TRT THM Repertuvarı'na Eskişehir türküsü olarak kaydedilmiş bu türkü Sadi Yaver Ataman'ın araştırmalarına göre kesin İstanbul türküsüdür. Hikayesi, özetle şöyledir:
İstanbul'da Yeşildirek Hamamı'nın arkasında bir çıkmaz sokak vardır. 19. yüzyılda, bu sokakta eski İstanbul evleri bulunmaktadır. Bu evlerin pencereleri sokağın karşısındaki hamamın bahçesine bakmaktadır. Evlerin birinde dul bir kadın oturmakta ve geçimini dikiş dikerek kazanmaktadır. Mahallenin hali vakti yerinde erkeklerinden Mehmet Ağa'nın gönlü bu dul kadına kayar. Kadını tavlamak için hamamın bahçesinden para kesesini gösterir sık sık. "Zenginim, seni rahat ettiririm" demek istemektedir. Sonunda kadını ikna eder, geceleri el etek çekildikten sonra buluşmaya başlarlar. Gel zaman git zaman Mehmet Ağa'nın karısı Hüsniye Hanım, bu yasak aşkı öğrenir. Bir gece dul kadının evini basıp kocasını yakalar. Karı koca birbirine girip küserler. Mahallenin ileri gelenleri araya girip Mehmet Ağa ile Hüsniye Hanım'ı barıştırırlar.
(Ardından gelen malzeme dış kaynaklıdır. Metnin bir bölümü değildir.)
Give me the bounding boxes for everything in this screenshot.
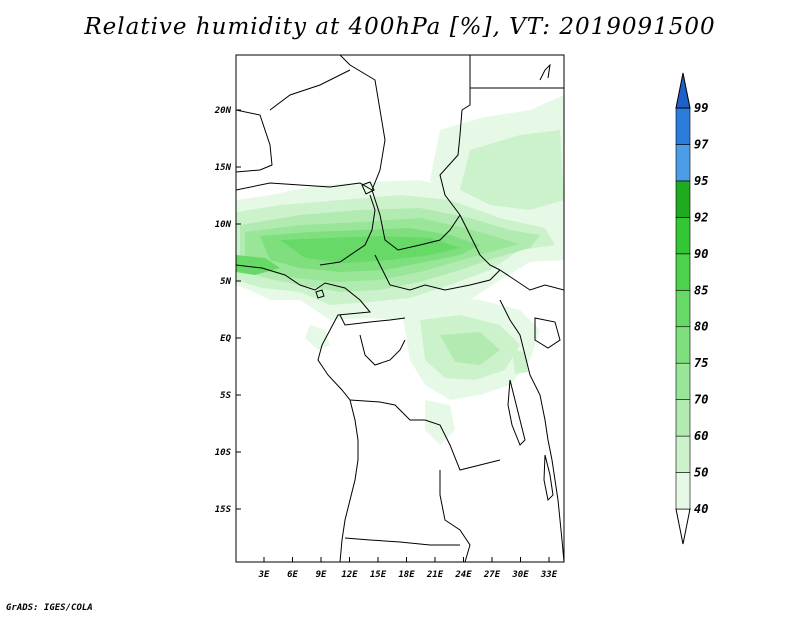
lake-victoria [534,317,561,349]
border-sudan-car [459,214,501,271]
colorbar-upper-tip [675,72,691,109]
colorbar-segment [675,326,691,364]
lon-tick-label: 18E [398,570,415,580]
lat-tick-label: 10S [215,448,232,458]
colorbar-level-label: 60 [694,429,708,443]
humidity-area-northeast-inner [460,130,564,210]
lon-tick-label: 21E [426,570,444,580]
colorbar-level-label: 92 [694,210,708,224]
lon-tick-label: 33E [540,570,558,580]
lat-tick-label: EQ [220,334,231,344]
lon-tick-label: 9E [316,570,327,580]
lon-tick-label: 3E [258,570,270,580]
colorbar-level-label: 85 [694,283,708,297]
colorbar-level-label: 80 [694,320,708,334]
humidity-area-congo-60 [440,332,500,365]
colorbar-segment [675,217,691,255]
colorbar-segment [675,107,691,145]
bioko-island [315,289,325,299]
humidity-area-coast [305,325,330,350]
colorbar-lower-tip [675,508,691,545]
humidity-area-lake [512,350,528,374]
colorbar-segment [675,362,691,400]
border-chad-west [371,189,461,251]
lon-tick-label: 15E [370,570,387,580]
border-south-sudan [499,269,564,291]
colorbar-level-label: 95 [694,174,708,188]
colorbar-segment [675,472,691,510]
colorbar-level-label: 75 [694,356,708,370]
lon-tick-label: 27E [483,570,501,580]
border-algeria-mali [236,109,273,173]
lon-tick-label: 12E [341,570,358,580]
colorbar-segment [675,144,691,182]
latitude-axis: 20N 15N 10N 5N EQ 5S 10S 15S [214,106,241,515]
west-africa-coastline [236,264,371,562]
border-congo-drc [359,334,406,366]
colorbar-level-label: 50 [694,466,708,480]
colorbar-level-label: 90 [694,247,708,261]
lake-tanganyika [507,379,526,446]
lat-tick-label: 15N [215,163,232,173]
humidity-area-band-80 [280,236,460,263]
colorbar-level-label: 99 [694,101,708,115]
map-title: Relative humidity at 400hPa [%], VT: 201… [84,14,716,40]
lat-tick-label: 20N [214,106,232,116]
border-cameroon-gabon [339,314,406,326]
border-nigeria-east [319,194,376,266]
humidity-area-south [425,400,455,445]
colorbar-segment [675,435,691,473]
colorbar-level-label: 40 [694,502,708,516]
coastlines-borders [236,55,564,562]
border-angola-zambia [439,470,471,562]
border-drc-angola [349,399,501,471]
border-libya-chad [339,55,386,191]
colorbar-level-label: 97 [694,137,709,151]
border-car-south [374,254,501,291]
lon-tick-label: 30E [511,570,529,580]
colorbar-segment [675,289,691,328]
border-niger-south [236,182,373,191]
border-algeria-niger [269,69,351,111]
lat-tick-label: 10N [215,220,232,230]
map-frame [235,54,565,563]
humidity-shading [236,95,564,445]
lat-tick-label: 15S [215,505,232,515]
border-chad-east [439,55,471,216]
border-namibia [344,537,460,546]
colorbar-segment [675,399,691,437]
nile-sinai [539,63,551,81]
lat-tick-label: 5S [220,391,231,401]
lat-tick-label: 5N [220,277,231,287]
colorbar: 40 50 60 70 75 80 85 90 92 95 97 99 [675,72,709,545]
lake-malawi [543,454,554,502]
colorbar-segment [675,180,691,218]
lake-chad [361,181,375,195]
colorbar-level-label: 70 [694,393,708,407]
colorbar-segment [675,253,691,291]
lon-tick-label: 24E [454,570,472,580]
border-east-africa [499,299,564,562]
longitude-axis: 3E 6E 9E 12E 15E 18E 21E 24E 27E 30E 33E [258,557,558,580]
lon-tick-label: 6E [287,570,298,580]
grads-credit: GrADS: IGES/COLA [6,603,93,613]
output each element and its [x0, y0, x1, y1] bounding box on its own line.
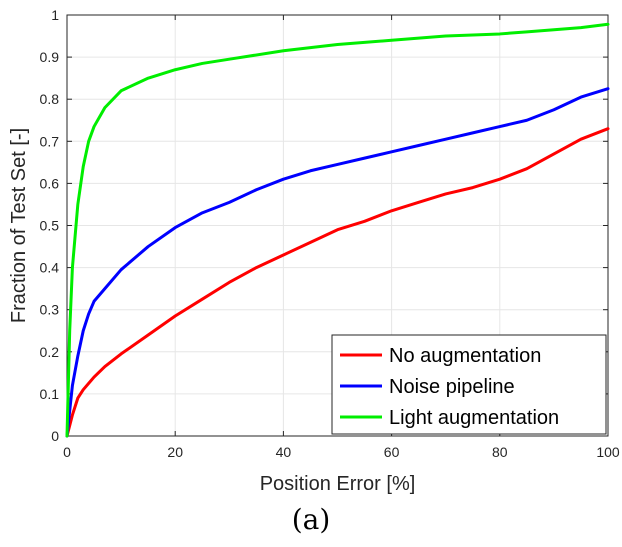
y-tick-label: 0.6 [40, 175, 60, 191]
y-tick-label: 0.2 [40, 344, 60, 360]
x-tick-label: 60 [384, 444, 400, 460]
grid [66, 14, 609, 437]
y-tick-label: 0.5 [40, 218, 60, 234]
legend-label-2: Noise pipeline [389, 376, 515, 398]
x-tick-label: 20 [167, 444, 183, 460]
legend-label-1: No augmentation [389, 345, 541, 367]
x-tick-label: 80 [492, 444, 508, 460]
legend: No augmentation Noise pipeline Light augme… [331, 334, 607, 435]
legend-label-3: Light augmentation [389, 407, 559, 429]
axis-ticks: 0 20 40 60 80 100 0 0.1 0.2 0.3 0.4 0.5 0.6 0.7 0.8 0.9… [40, 7, 620, 460]
y-tick-label: 0 [51, 428, 59, 444]
line-chart: 0 20 40 60 80 100 0 0.1 0.2 0.3 0.4 0.5 0.6 0.7 0.8 0.9… [8, 7, 620, 495]
y-tick-label: 0.9 [40, 49, 60, 65]
y-tick-label: 0.4 [40, 260, 60, 276]
y-tick-label: 0.3 [40, 302, 60, 318]
figure-caption: (a) [291, 503, 331, 536]
series-line-3 [65, 22, 610, 438]
series-line-2 [65, 87, 610, 438]
y-axis-label: Fraction of Test Set [-] [8, 128, 30, 323]
y-tick-label: 0.7 [40, 133, 60, 149]
x-tick-label: 40 [276, 444, 292, 460]
series-lines [65, 22, 610, 438]
y-tick-label: 1 [51, 7, 59, 23]
y-tick-label: 0.8 [40, 91, 60, 107]
series-line-1 [65, 127, 610, 438]
x-tick-label: 0 [63, 444, 71, 460]
y-tick-label: 0.1 [40, 386, 60, 402]
x-axis-label: Position Error [%] [260, 473, 416, 495]
x-tick-label: 100 [596, 444, 620, 460]
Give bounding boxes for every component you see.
Mehmet Ağa'nın kızı Münevver'den olma torunu Zeki'nin Yeşildirek Hamamı'nda yapılan çalgılı oyunlu düğünü mahallede dillere destan olmuştur. Türküde adı geçen Nalcı Baba'nın nal dükkanı da Yeşildirek semtindeymiş.
Ataman, 1955 yılında kendisine bir mektup göndererek yukarıdaki olayı anlatan hanımla yüz yüze bir görüşme yapmış. "Yeni" lakabının nereden geldiğini öğrenmek istemiş. Ancak, tatmin edici bir cevap alamayınca; cepkenindeki uzun yenlerden dolayı Mehmet Ağa'ya "Yenli Mehmet Ağa" denilmiş olabileceği ihtimalini ileri sürmüştür.